The North Burnt Fork Creek has been impaired by excessive sediment, nitrogen, and phosphorus pollution, all of which eventually flow into the Bitterroot River. The Bitter Root Water Forum’s Big Sky Watershed Corps (BSWC) member, Ellie DeVos, applied for and received Big Sky Watershed Corps Project Support funding from the MWCC Watershed Fund to remedy this issue. Ellie’s project involved revegetation of the stream bank by local volunteers, as well as fencing maintenance and cattle crossing fortifications at the site of a completed riparian management corridor project in 2020. The 2020 project included 100’ of livestock/riparian fencing on each side of the stream, a reinforced water gap, a reinforced cattle crossing, a non-reinforced cattle crossing, 120 riparian plants, and an off-stream watering system. Through Ellie’s project, the Water Forum was able to continue its work at this site to reduce nutrient and sediment pollution by building a healthy riparian area to stabilize the stream bank. 
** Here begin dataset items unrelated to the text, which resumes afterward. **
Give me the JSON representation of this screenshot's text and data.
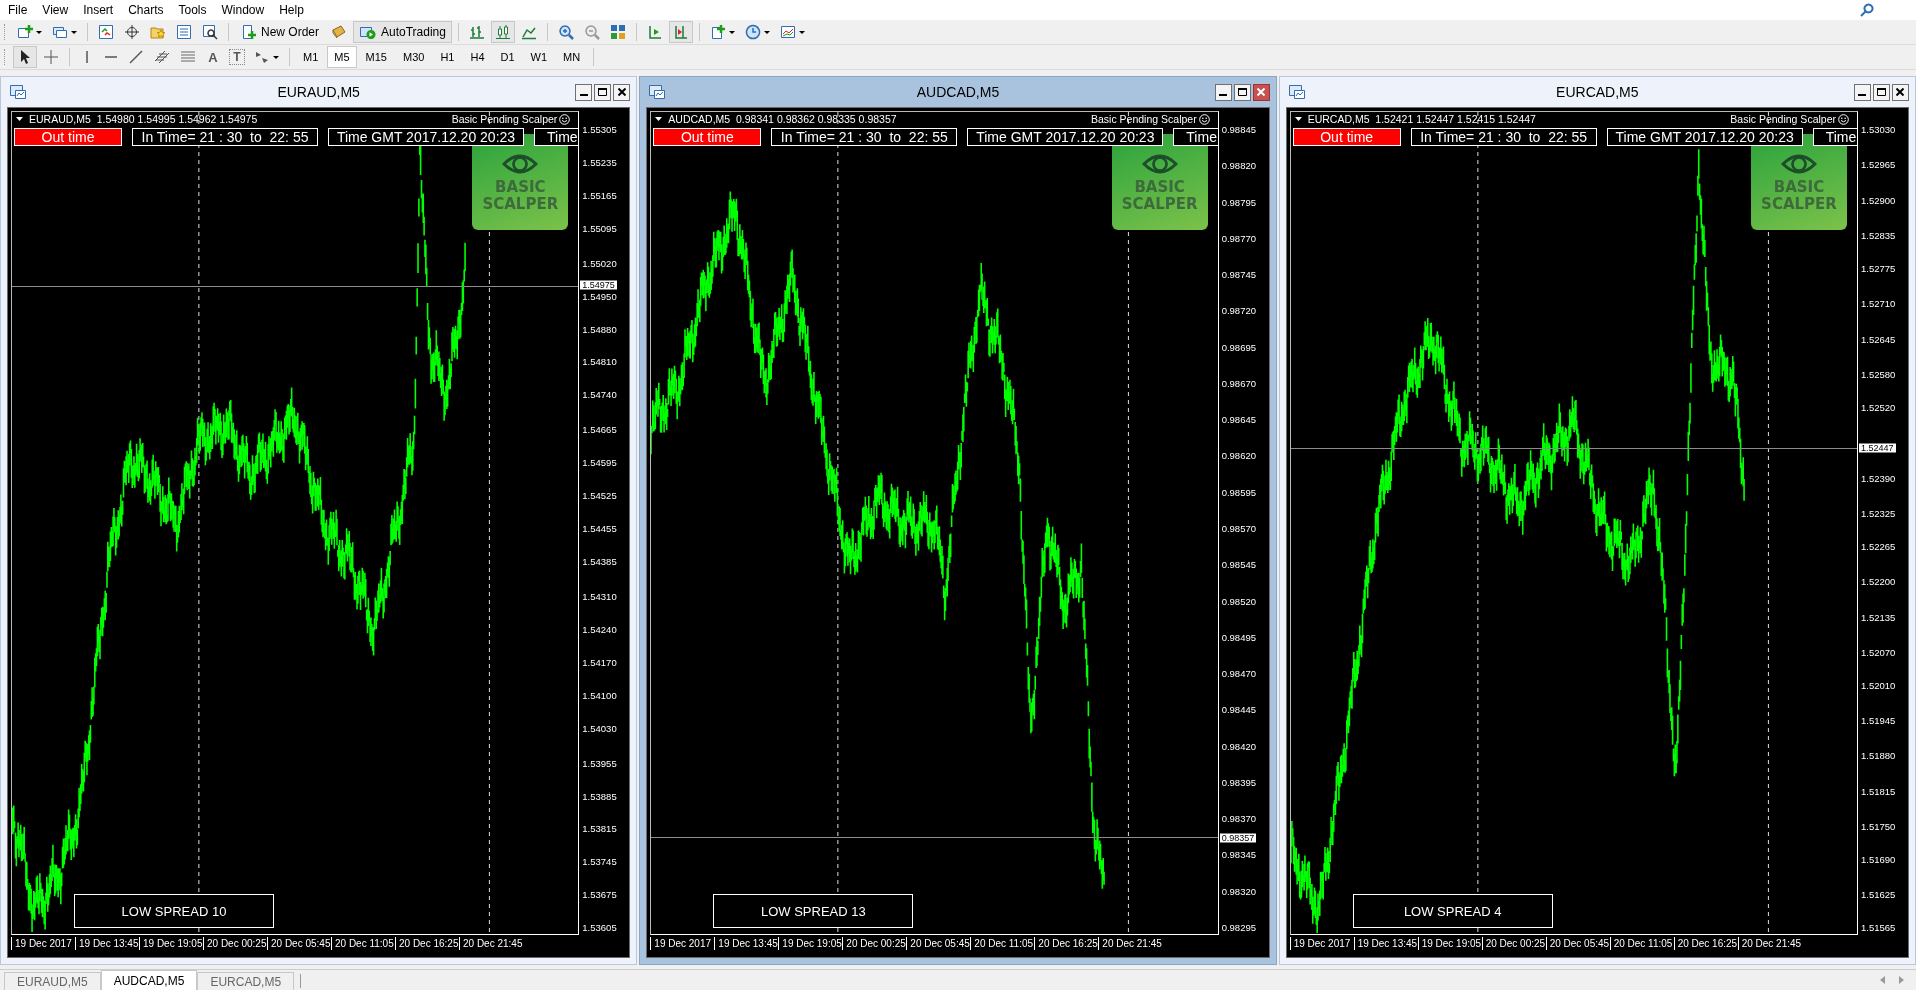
{
  "menu": [
    "File",
    "View",
    "Insert",
    "Charts",
    "Tools",
    "Window",
    "Help"
  ],
  "toolbar": {
    "new_order": "New Order",
    "auto_trading": "AutoTrading"
  },
  "drawing_tools": {
    "text_tool": "A",
    "label_tool": "T"
  },
  "timeframes": [
    {
      "label": "M1",
      "selected": false
    },
    {
      "label": "M5",
      "selected": true
    },
    {
      "label": "M15",
      "selected": false
    },
    {
      "label": "M30",
      "selected": false
    },
    {
      "label": "H1",
      "selected": false
    },
    {
      "label": "H4",
      "selected": false
    },
    {
      "label": "D1",
      "selected": false
    },
    {
      "label": "W1",
      "selected": false
    },
    {
      "label": "MN",
      "selected": false
    }
  ],
  "windows": [
    {
      "title": "EURAUD,M5",
      "active": false,
      "quote": "EURAUD,M5  1.54980 1.54995 1.54962 1.54975",
      "indicator": "Basic Pending Scalper",
      "out_time": "Out time",
      "in_time": "In Time= 21 : 30  to  22: 55",
      "gmt_time": "Time GMT 2017.12.20 20:23",
      "time_cut": "Time",
      "logo": "BASIC SCALPER",
      "spread": "LOW SPREAD 10",
      "price_ticks": [
        "1.55305",
        "1.55235",
        "1.55165",
        "1.55095",
        "1.55020",
        "1.54950",
        "1.54880",
        "1.54810",
        "1.54740",
        "1.54665",
        "1.54595",
        "1.54525",
        "1.54455",
        "1.54385",
        "1.54310",
        "1.54240",
        "1.54170",
        "1.54100",
        "1.54030",
        "1.53955",
        "1.53885",
        "1.53815",
        "1.53745",
        "1.53675",
        "1.53605"
      ],
      "current_price": "1.54975",
      "time_ticks": [
        "19 Dec 2017",
        "19 Dec 13:45",
        "19 Dec 19:05",
        "20 Dec 00:25",
        "20 Dec 05:45",
        "20 Dec 11:05",
        "20 Dec 16:25",
        "20 Dec 21:45"
      ]
    },
    {
      "title": "AUDCAD,M5",
      "active": true,
      "quote": "AUDCAD,M5  0.98341 0.98362 0.98335 0.98357",
      "indicator": "Basic Pending Scalper",
      "out_time": "Out time",
      "in_time": "In Time= 21 : 30  to  22: 55",
      "gmt_time": "Time GMT 2017.12.20 20:23",
      "time_cut": "Time",
      "logo": "BASIC SCALPER",
      "spread": "LOW SPREAD 13",
      "price_ticks": [
        "0.98845",
        "0.98820",
        "0.98795",
        "0.98770",
        "0.98745",
        "0.98720",
        "0.98695",
        "0.98670",
        "0.98645",
        "0.98620",
        "0.98595",
        "0.98570",
        "0.98545",
        "0.98520",
        "0.98495",
        "0.98470",
        "0.98445",
        "0.98420",
        "0.98395",
        "0.98370",
        "0.98345",
        "0.98320",
        "0.98295"
      ],
      "current_price": "0.98357",
      "time_ticks": [
        "19 Dec 2017",
        "19 Dec 13:45",
        "19 Dec 19:05",
        "20 Dec 00:25",
        "20 Dec 05:45",
        "20 Dec 11:05",
        "20 Dec 16:25",
        "20 Dec 21:45"
      ]
    },
    {
      "title": "EURCAD,M5",
      "active": false,
      "quote": "EURCAD,M5  1.52421 1.52447 1.52415 1.52447",
      "indicator": "Basic Pending Scalper",
      "out_time": "Out time",
      "in_time": "In Time= 21 : 30  to  22: 55",
      "gmt_time": "Time GMT 2017.12.20 20:23",
      "time_cut": "Time",
      "logo": "BASIC SCALPER",
      "spread": "LOW SPREAD 4",
      "price_ticks": [
        "1.53030",
        "1.52965",
        "1.52900",
        "1.52835",
        "1.52775",
        "1.52710",
        "1.52645",
        "1.52580",
        "1.52520",
        "1.52390",
        "1.52325",
        "1.52265",
        "1.52200",
        "1.52135",
        "1.52070",
        "1.52010",
        "1.51945",
        "1.51880",
        "1.51815",
        "1.51750",
        "1.51690",
        "1.51625",
        "1.51565"
      ],
      "current_price": "1.52447",
      "time_ticks": [
        "19 Dec 2017",
        "19 Dec 13:45",
        "19 Dec 19:05",
        "20 Dec 00:25",
        "20 Dec 05:45",
        "20 Dec 11:05",
        "20 Dec 16:25",
        "20 Dec 21:45"
      ]
    }
  ],
  "tabs": [
    {
      "label": "EURAUD,M5",
      "selected": false
    },
    {
      "label": "AUDCAD,M5",
      "selected": true
    },
    {
      "label": "EURCAD,M5",
      "selected": false
    }
  ]
}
  • 28 stakeholders engaged, including 1 private business, 3 private landowners, 21 volunteers, 1 local business, 1 Conservation District, 1 State Government Agency
  • 2 conservation practices implemented:
      • Riparian infrastructure improvements
    • Riparian revegetation planting
  • 2.2 acres made more resilient: 
    • Floodplain/riparian buffer
  • 0.25 miles (1,320 feet) of stream improved
  •  70 trees and shrubs planted, 300 willow stakes planted
How will this project improve water quality and other natural resources in the Bitterroot Watershed?

The majority of riparian plantings were native willows and a variety of shrub species. The willows are fast growing and have a unique root system that makes them excellent for preventing erosion along the stream banks. Erosion will further be controlled with the repaired fencing and reinforced crossings to prevent livestock from entering the stream. Excluding cattle will also reduce waste being excreted in or directly adjacent to the stream bank, which can contribute to nutrient issues. These efforts will increase the overall water quality of the North Burnt Fork Creek and ultimately the Bitterroot River. 

Impacts of the Watershed Fund: How has this project helped build capacity for the Bitter Root Water Forum?

With the success of the Water Forum’s initial project in 2020, the landowner wanted to improve the stream bank vegetation even further. Katie Vennie, the Communications and Outreach Manager for Water Forum, said that with the quick turnaround of the Watershed Fund, they “were able to jump on the opportunity to do additional work. Having landowners who want [the Water Forum] to do more greatly increases our reach and allows us to do more projects like this.” The landowner’s neighbors have already reached out with interest in doing similar projects. 

Impacts of Big Sky Watershed Corps:

Ellie, the BSWC member serving with the Water Forum, helped make it possible for the nonprofit to complete two on-the-ground projects this fall instead of its usual one. Ellie not only spearheaded this project but also contributed to other aspects of the group’s work. According to Katie, “Ellie is also vital for our education program, really helping with building virtual platforms for field trips and lessons.” The BSWC program has increased the Water Forum’s capacity to do more and gave Ellie important professional skills she can take to future jobs. When asked about what this experience has taught her, Ellie said, “I have learned how to coordinate projects from start to finish, from obtaining funding and applying for permits, to negotiating with a contractor. It has taught me how to manage important details… [and] I have learned the importance of thorough communication.”